Bien qu’il ne soit pas obligatoire de solliciter un ruling fiscal préalable (le nouveau résident peut opter sans ruling pour l’impôt forfaitaire lors de la première déclaration d’impôt), il est fortement recommandé d’obtenir un ruling afin d’assurer une sécurité juridique maximale et d’éviter toute mauvaise surprise.
Pour ceux qui envisagent de transférer leur résidence de Suisse en Italie, l’intérêt du régime forfaitaire italien dépend du type de revenus perçus en Suisse.
Les revenus issus de biens immobiliers situés en Suisse restent intégralement imposés en Suisse, conformément à l’article 6 de la Convention de double imposition (CDI) entre la Suisse et l’Italie (CDI CH-I). Par conséquent, pour ces revenus, le régime forfaitaire italien n’offre aucun avantage fiscal.

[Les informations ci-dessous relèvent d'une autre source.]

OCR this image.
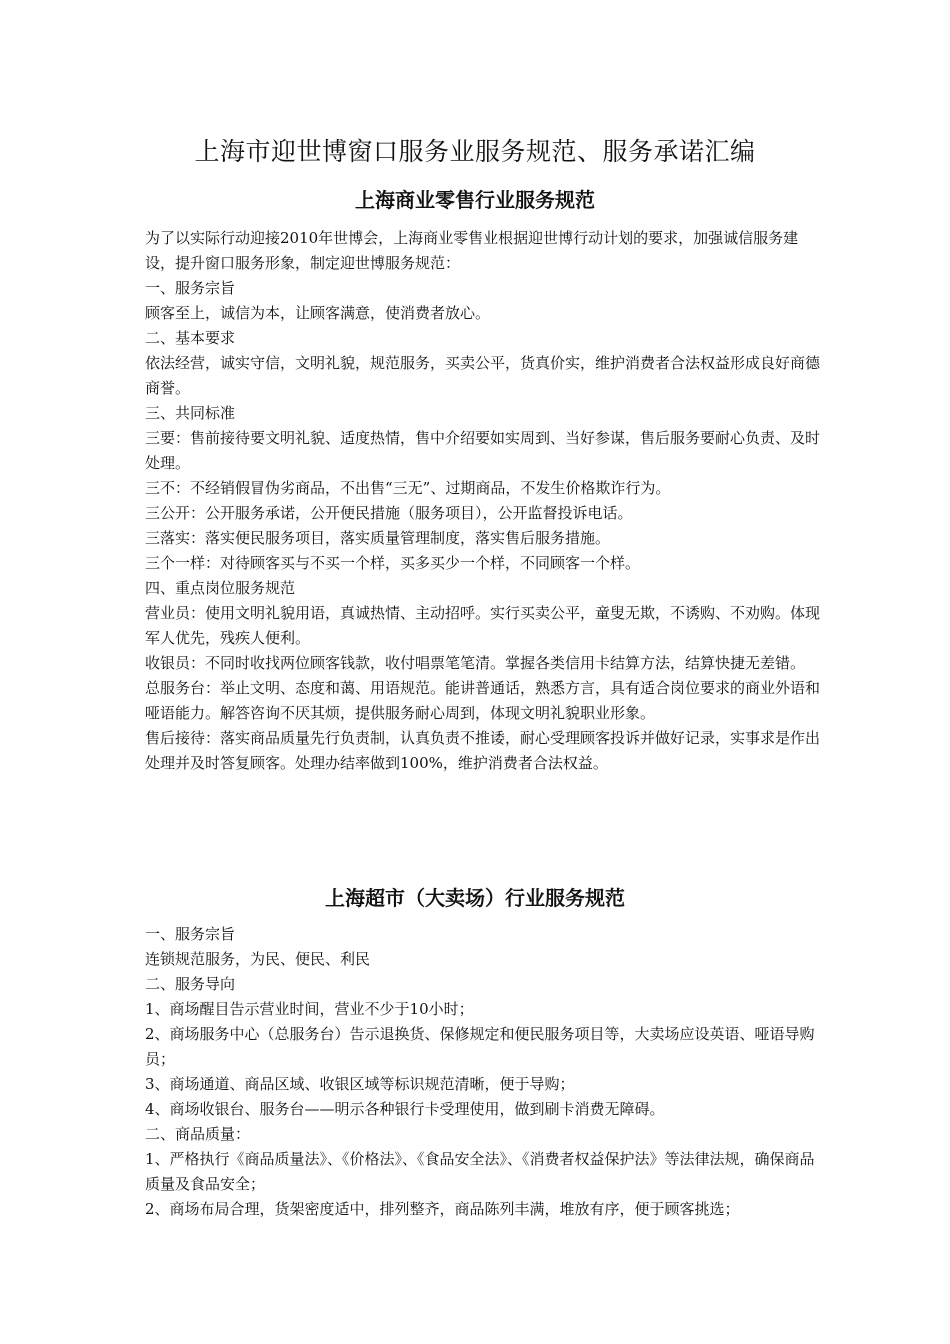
上海市迎世博窗口服务业服务规范、服务承诺汇编
上海商业零售行业服务规范

为了以实际行动迎接2010年世博会，上海商业零售业根据迎世博行动计划的要求，加强诚信服务建设，提升窗口服务形象，制定迎世博服务规范：

一、服务宗旨

顾客至上，诚信为本，让顾客满意，使消费者放心。

二、基本要求

依法经营，诚实守信，文明礼貌，规范服务，买卖公平，货真价实，维护消费者合法权益形成良好商德商誉。

三、共同标准

三要：售前接待要文明礼貌、适度热情，售中介绍要如实周到、当好参谋，售后服务要耐心负责、及时处理。

三不：不经销假冒伪劣商品，不出售“三无”、过期商品，不发生价格欺诈行为。

三公开：公开服务承诺，公开便民措施（服务项目），公开监督投诉电话。

三落实：落实便民服务项目，落实质量管理制度，落实售后服务措施。

三个一样：对待顾客买与不买一个样，买多买少一个样，不同顾客一个样。

四、重点岗位服务规范

营业员：使用文明礼貌用语，真诚热情、主动招呼。实行买卖公平，童叟无欺，不诱购、不劝购。体现军人优先，残疾人便利。

收银员：不同时收找两位顾客钱款，收付唱票笔笔清。掌握各类信用卡结算方法，结算快捷无差错。

总服务台：举止文明、态度和蔼、用语规范。能讲普通话，熟悉方言，具有适合岗位要求的商业外语和哑语能力。解答咨询不厌其烦，提供服务耐心周到，体现文明礼貌职业形象。

售后接待：落实商品质量先行负责制，认真负责不推诿，耐心受理顾客投诉并做好记录，实事求是作出处理并及时答复顾客。处理办结率做到100%，维护消费者合法权益。

上海超市（大卖场）行业服务规范

一、服务宗旨

连锁规范服务，为民、便民、利民

二、服务导向

1、商场醒目告示营业时间，营业不少于10小时；

2、商场服务中心（总服务台）告示退换货、保修规定和便民服务项目等，大卖场应设英语、哑语导购员；

3、商场通道、商品区域、收银区域等标识规范清晰，便于导购；

4、商场收银台、服务台——明示各种银行卡受理使用，做到刷卡消费无障碍。

二、商品质量：

1、严格执行《商品质量法》、《价格法》、《食品安全法》、《消费者权益保护法》等法律法规，确保商品质量及食品安全；

2、商场布局合理，货架密度适中，排列整齐，商品陈列丰满，堆放有序，便于顾客挑选；
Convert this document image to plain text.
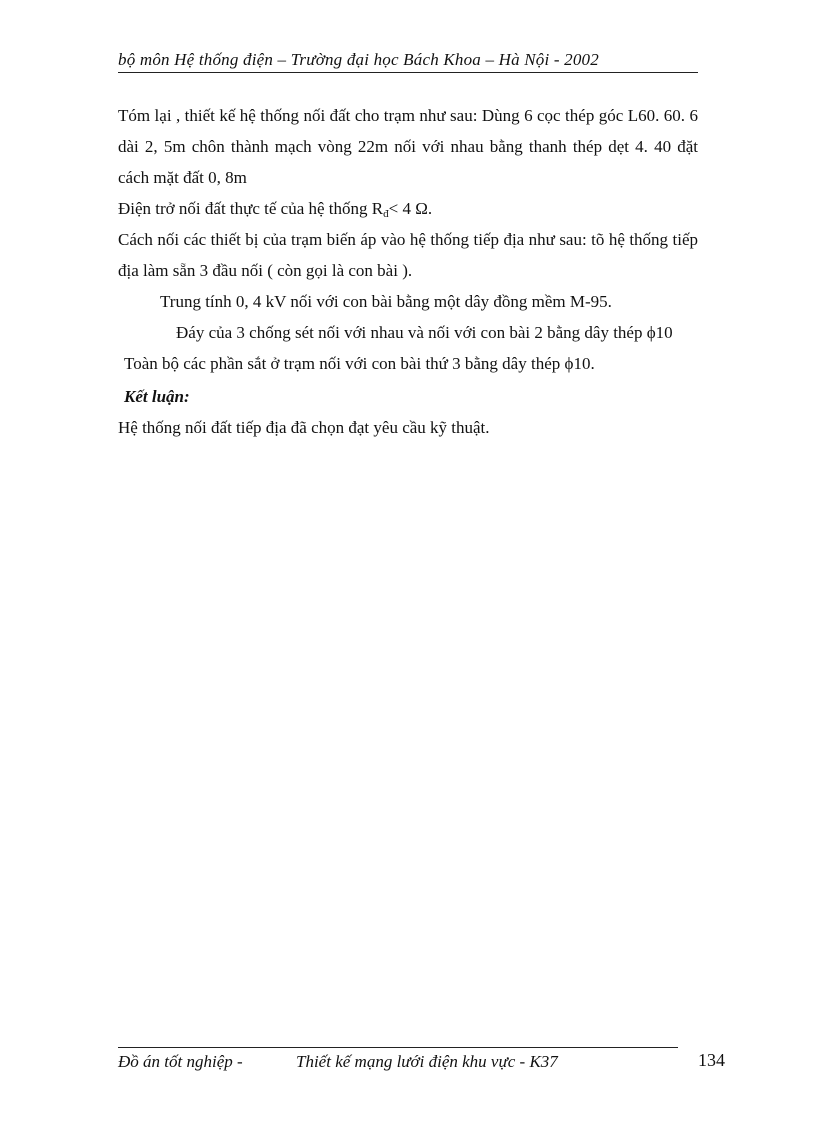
bộ môn Hệ thống điện – Trường đại học Bách Khoa – Hà Nội - 2002

Tóm lại , thiết kế hệ thống nối đất cho trạm như sau: Dùng 6 cọc thép góc L60. 60. 6 dài 2, 5m chôn thành mạch vòng 22m nối với nhau bằng thanh thép dẹt 4. 40 đặt cách mặt đất 0, 8m

Điện trở nối đất thực tế của hệ thống $R_đ< 4$ Ω.

Cách nối các thiết bị của trạm biến áp vào hệ thống tiếp địa như sau: tõ hệ thống tiếp địa làm sẵn 3 đầu nối ( còn gọi là con bài ).

Trung tính 0, 4 kV nối với con bài bằng một dây đồng mềm M-95.

Đáy của 3 chống sét nối với nhau và nối với con bài 2 bằng dây thép ϕ10

Toàn bộ các phần sắt ở trạm nối với con bài thứ 3 bằng dây thép ϕ10.

Kết luận:

Hệ thống nối đất tiếp địa đã chọn đạt yêu cầu kỹ thuật.

Đồ án tốt nghiệp -	Thiết kế mạng lưới điện khu vực - K37	134
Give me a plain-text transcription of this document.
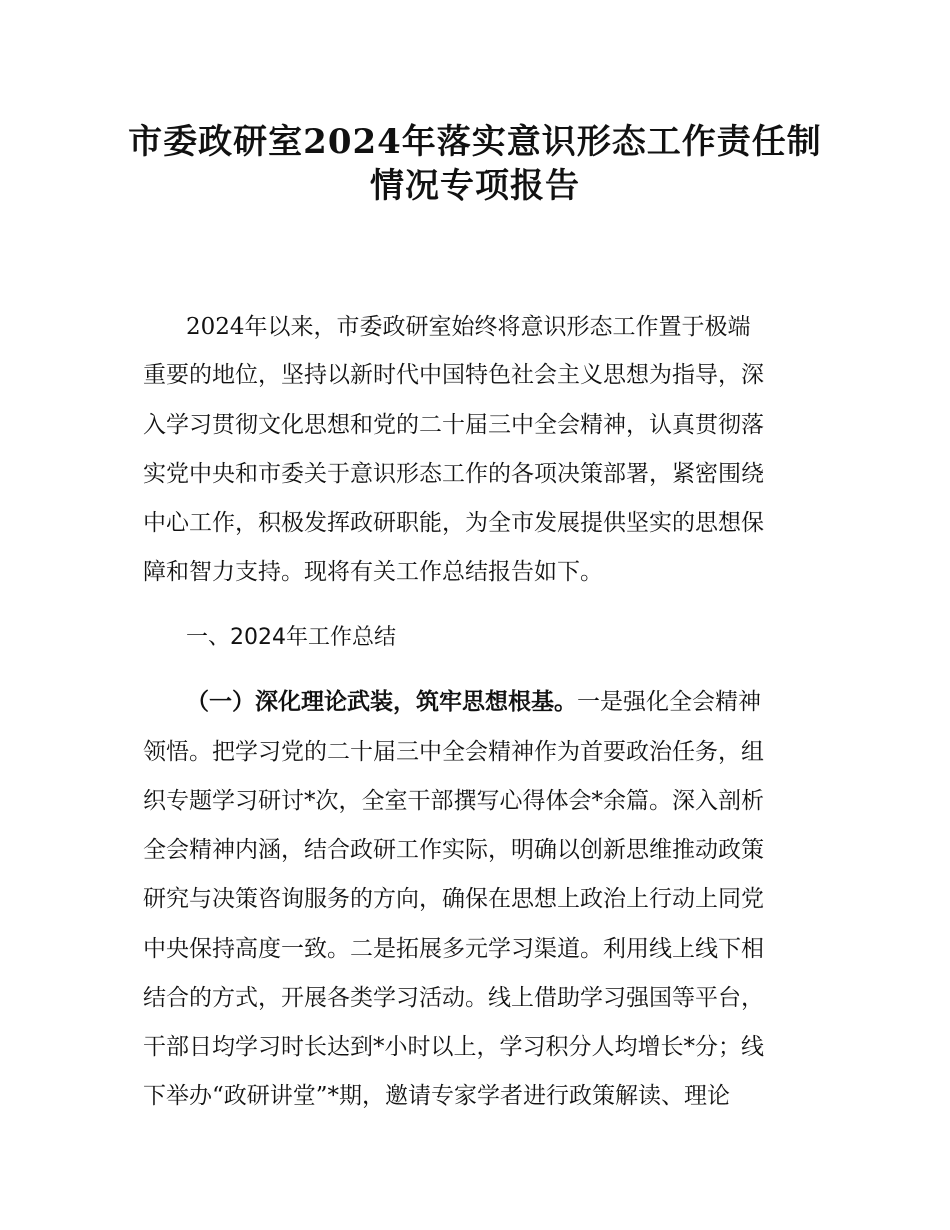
市委政研室2024年落实意识形态工作责任制
情况专项报告
2024年以来，市委政研室始终将意识形态工作置于极端
重要的地位，坚持以新时代中国特色社会主义思想为指导，深
入学习贯彻文化思想和党的二十届三中全会精神，认真贯彻落
实党中央和市委关于意识形态工作的各项决策部署，紧密围绕
中心工作，积极发挥政研职能，为全市发展提供坚实的思想保
障和智力支持。现将有关工作总结报告如下。
一、2024年工作总结
（一）深化理论武装，筑牢思想根基。一是强化全会精神
领悟。把学习党的二十届三中全会精神作为首要政治任务，组
织专题学习研讨*次，全室干部撰写心得体会*余篇。深入剖析
全会精神内涵，结合政研工作实际，明确以创新思维推动政策
研究与决策咨询服务的方向，确保在思想上政治上行动上同党
中央保持高度一致。二是拓展多元学习渠道。利用线上线下相
结合的方式，开展各类学习活动。线上借助学习强国等平台，
干部日均学习时长达到*小时以上，学习积分人均增长*分；线
下举办“政研讲堂”*期，邀请专家学者进行政策解读、理论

Concernant les dividendes suisses, l’intérêt du forfait fiscal italien est tangible à condition que l’Administration Fédérale des Contributions reconnaisse le remboursement de 20% sur l’Impôt anticipé, comme l’exige l’art. 10 de la CDI CH-I. J’aborderai plus loin cet aspect qui mérite une attention particulière.
Le régime forfaitaire italien se révèle particulièrement attractif pour tous les revenus d’activités professionnelles et commerciales exercées hors d’Italie, ainsi que pour la fortune détenue en Italie et à l’étranger.
Il est essentiel de vérifier les différentes sources de revenus pour évaluer l’opportunité de recourir au régime italien en fonction des effets produits pour chaque type de revenu en vertu de la CDI CH-I.
Résidence sous l’angle de l’art. 4, al. 5b, CDI Suisse
Avec l’introduction du régime forfaitaire pour les nouveaux résidents, la question s’est posée de savoir si ce régime pouvait entrer en conflit avec l’article 4 du modèle de Convention fiscale de l’OCDE.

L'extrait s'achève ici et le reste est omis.